Krakowski taksówkarz uratował 76-latkę przed utratą oszczędności. Seniorka przekazała kierowcy torbę, w której wśród ubrań ukryte było 17 tysięcy złotych, przeznaczone rzekomo dla jej córki. Taksówkarz nabrał podejrzeń i zawiadomił służby, a następnie doprowadził policjantów do oszusta, który wyłudził pieniądze. 26-latek z Wrocławia - rzekomy "zięć" kobiety - został zatrzymany.
Klasyka wśród oszustw: połączenie na telefon stacjonarny, po drugiej stronie rzekoma "córka" starszej kobiety i prośba o pilne przelanie pieniędzy.
Tak chcieli wzbogacić się oszuści, którzy dodzwonili się do 76-letniej mieszkanki Krakowa. Kobieta w słuchawce, podając się za córkę seniorki, poinformowała, że miała być rzekomym sprawcą wypadku i potrzebowała pieniędzy na kaucję.
DOWIEDZ SIĘ WIĘCEJ:
Pieniądze ukryła wśród ubrań, koców i butów
"Oszustka poprosiła 76-latkę o przygotowanie torby z podręcznymi rzeczami, wśród których ukryte miały zostać również koperty z gotówką. Starsza pani zgodnie z instruktażem ukryła wśród ubrań, koców i butów prawie 17 tys. złotych" - poinformowała w komunikacie małopolska policja.
Kobieta zniosła torbę przed blok, w którym mieszkała, i przekazała pakunek taksówkarzowi, który zgłosił się po odbiór. Kierowca nie był jednak wspólnikiem oszustów - wynajęła go kobieta podająca się za "córkę" starszej kobiety. Seniorka była nerwowa i nie wiedziała nawet, gdzie dokładnie ma trafić przesyłka. Miała też utrudniony kontakt z rzekomą córką, która kilkakrotnie zmieniała adresy, w które miała trafić torba. Na tym etapie taksówkarz praktycznie nie miał już wątpliwości, że cała historia jest podstępem. Dlatego zadzwonił na numer alarmowy.
Dwaj taksówkarze, "córka" i "mąż"
Na miejsce udali się policjanci, którzy w torbie znaleźli i zabezpieczyli należące do starszej kobiety 17 tysięcy złotych.
"Następnie kryminalni pojechali pod kolejny podany przez 'córkę' adres, gdzie jak się okazało czekał następny kierowca taxi, który miał podjąć torbę i dostarczyć ją do 'męża' kobiety, który miał oczekiwać na przesyłkę we Wrocławiu" - czytamy w komunikacie.

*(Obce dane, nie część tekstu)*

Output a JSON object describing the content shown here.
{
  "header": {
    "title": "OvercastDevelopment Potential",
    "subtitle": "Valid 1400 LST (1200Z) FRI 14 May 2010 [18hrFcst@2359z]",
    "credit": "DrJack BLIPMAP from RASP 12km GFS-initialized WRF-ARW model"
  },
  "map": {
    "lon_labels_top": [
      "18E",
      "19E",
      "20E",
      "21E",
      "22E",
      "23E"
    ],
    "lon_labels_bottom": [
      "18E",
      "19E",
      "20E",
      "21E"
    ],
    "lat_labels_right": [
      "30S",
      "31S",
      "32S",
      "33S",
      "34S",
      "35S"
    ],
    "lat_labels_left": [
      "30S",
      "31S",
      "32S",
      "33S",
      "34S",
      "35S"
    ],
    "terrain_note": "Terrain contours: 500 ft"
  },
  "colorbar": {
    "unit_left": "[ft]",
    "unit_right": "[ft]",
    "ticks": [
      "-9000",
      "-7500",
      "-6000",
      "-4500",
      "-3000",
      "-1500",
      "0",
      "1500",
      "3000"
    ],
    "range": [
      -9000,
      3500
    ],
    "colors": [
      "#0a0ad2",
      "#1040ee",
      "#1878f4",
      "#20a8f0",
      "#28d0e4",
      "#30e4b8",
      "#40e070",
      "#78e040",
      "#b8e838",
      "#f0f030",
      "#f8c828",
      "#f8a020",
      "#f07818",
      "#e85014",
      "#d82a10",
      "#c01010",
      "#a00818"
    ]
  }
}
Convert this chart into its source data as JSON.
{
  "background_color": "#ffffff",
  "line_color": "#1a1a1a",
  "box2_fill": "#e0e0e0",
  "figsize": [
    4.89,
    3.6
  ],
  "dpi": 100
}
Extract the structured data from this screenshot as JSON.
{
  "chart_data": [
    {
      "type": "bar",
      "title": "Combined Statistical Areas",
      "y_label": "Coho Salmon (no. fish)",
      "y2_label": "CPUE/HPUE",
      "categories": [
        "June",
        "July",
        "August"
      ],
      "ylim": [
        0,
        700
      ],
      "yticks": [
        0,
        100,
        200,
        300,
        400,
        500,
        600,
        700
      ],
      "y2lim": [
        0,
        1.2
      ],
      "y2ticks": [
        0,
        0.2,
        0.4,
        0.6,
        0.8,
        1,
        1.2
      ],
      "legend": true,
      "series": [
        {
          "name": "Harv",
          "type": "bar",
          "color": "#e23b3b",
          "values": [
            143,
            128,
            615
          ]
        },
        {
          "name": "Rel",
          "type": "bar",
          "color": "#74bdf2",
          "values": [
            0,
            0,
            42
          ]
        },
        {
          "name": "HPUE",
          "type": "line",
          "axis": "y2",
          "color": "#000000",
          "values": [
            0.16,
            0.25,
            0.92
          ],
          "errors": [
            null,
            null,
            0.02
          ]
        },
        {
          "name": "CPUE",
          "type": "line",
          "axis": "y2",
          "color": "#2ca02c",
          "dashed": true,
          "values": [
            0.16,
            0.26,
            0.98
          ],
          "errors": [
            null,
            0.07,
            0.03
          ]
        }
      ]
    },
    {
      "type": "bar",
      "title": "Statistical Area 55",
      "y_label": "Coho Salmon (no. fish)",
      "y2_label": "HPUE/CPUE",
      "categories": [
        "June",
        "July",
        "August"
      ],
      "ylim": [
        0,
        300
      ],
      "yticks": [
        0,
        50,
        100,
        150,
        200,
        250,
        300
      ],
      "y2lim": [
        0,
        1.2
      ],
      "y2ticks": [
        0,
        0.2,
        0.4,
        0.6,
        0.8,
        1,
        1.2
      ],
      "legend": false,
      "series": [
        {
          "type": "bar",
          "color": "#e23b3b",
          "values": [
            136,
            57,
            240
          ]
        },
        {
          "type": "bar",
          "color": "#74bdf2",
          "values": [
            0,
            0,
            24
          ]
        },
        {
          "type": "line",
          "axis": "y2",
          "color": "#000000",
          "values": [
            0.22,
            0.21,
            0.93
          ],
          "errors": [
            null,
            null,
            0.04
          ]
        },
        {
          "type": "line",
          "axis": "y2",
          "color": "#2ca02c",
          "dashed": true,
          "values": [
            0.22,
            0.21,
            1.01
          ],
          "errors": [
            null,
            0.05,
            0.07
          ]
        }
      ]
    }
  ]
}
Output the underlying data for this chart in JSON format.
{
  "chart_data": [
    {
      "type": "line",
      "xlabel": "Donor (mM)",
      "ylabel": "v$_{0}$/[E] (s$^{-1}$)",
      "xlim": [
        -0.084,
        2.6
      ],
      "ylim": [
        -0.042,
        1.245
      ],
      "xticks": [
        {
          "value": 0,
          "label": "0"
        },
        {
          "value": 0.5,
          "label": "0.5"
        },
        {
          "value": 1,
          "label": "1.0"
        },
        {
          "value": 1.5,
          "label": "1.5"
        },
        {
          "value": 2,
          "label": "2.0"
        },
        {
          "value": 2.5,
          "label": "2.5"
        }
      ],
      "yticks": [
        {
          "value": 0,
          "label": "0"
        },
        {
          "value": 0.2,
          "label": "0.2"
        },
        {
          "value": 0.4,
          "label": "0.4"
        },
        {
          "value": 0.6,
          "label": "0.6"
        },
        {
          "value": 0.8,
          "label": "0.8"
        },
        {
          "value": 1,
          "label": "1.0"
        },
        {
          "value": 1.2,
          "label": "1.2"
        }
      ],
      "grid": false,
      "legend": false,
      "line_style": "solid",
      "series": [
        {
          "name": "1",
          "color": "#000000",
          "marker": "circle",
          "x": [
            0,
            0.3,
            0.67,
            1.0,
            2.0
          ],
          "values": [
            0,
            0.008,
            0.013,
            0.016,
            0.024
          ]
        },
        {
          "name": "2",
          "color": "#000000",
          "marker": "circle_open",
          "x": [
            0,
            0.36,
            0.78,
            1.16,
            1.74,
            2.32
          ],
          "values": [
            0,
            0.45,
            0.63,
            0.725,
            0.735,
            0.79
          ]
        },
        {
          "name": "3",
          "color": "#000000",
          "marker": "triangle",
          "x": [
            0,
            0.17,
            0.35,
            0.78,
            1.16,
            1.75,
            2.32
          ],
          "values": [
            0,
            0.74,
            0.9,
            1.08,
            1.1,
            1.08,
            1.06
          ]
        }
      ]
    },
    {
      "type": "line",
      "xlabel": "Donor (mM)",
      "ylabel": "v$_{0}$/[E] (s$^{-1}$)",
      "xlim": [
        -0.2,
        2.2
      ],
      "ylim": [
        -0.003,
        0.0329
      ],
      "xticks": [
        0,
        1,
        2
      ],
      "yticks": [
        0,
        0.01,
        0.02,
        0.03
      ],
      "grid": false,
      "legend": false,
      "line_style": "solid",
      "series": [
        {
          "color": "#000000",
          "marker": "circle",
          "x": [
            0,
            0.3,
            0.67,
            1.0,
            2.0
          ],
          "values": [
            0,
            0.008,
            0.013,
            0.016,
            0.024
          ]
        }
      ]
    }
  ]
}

Funkcjonariusze pojechali do stolicy Dolnego Śląska i tam na gorącym uczynku zatrzymali 26-latka, który miał przejąć przesyłkę. Jak poinformowała małopolska policja, mężczyzna miał przy sobie "znaczną ilość gotówki"'. Mundurowi zabezpieczyli też pieniądze, które miał w mieszkaniu.
26-latek z zarzutami
W komunikacie małopolskiej komendy czytamy, że mieszkaniec Wrocławia został przewieziony do Komendy Miejskiej Policji w Krakowie, gdzie złożył wyjaśnienia, a następnie trafił do policyjnego aresztu. Na wniosek prokuratury sąd zadecydował o tymczasowym aresztowaniu 26-latka, któremu za oszustwo grozi teraz do ośmiu lat więzienia.
Z kolei seniorka odzyskała już całość wyłudzonej gotówki. "Warto podkreślić, że do szczęśliwego finału tej sprawy przyczyniła się postawa taksówkarza, który dobrze ocenił sytuację oraz zaalarmował służby" - podkreślili policjanci.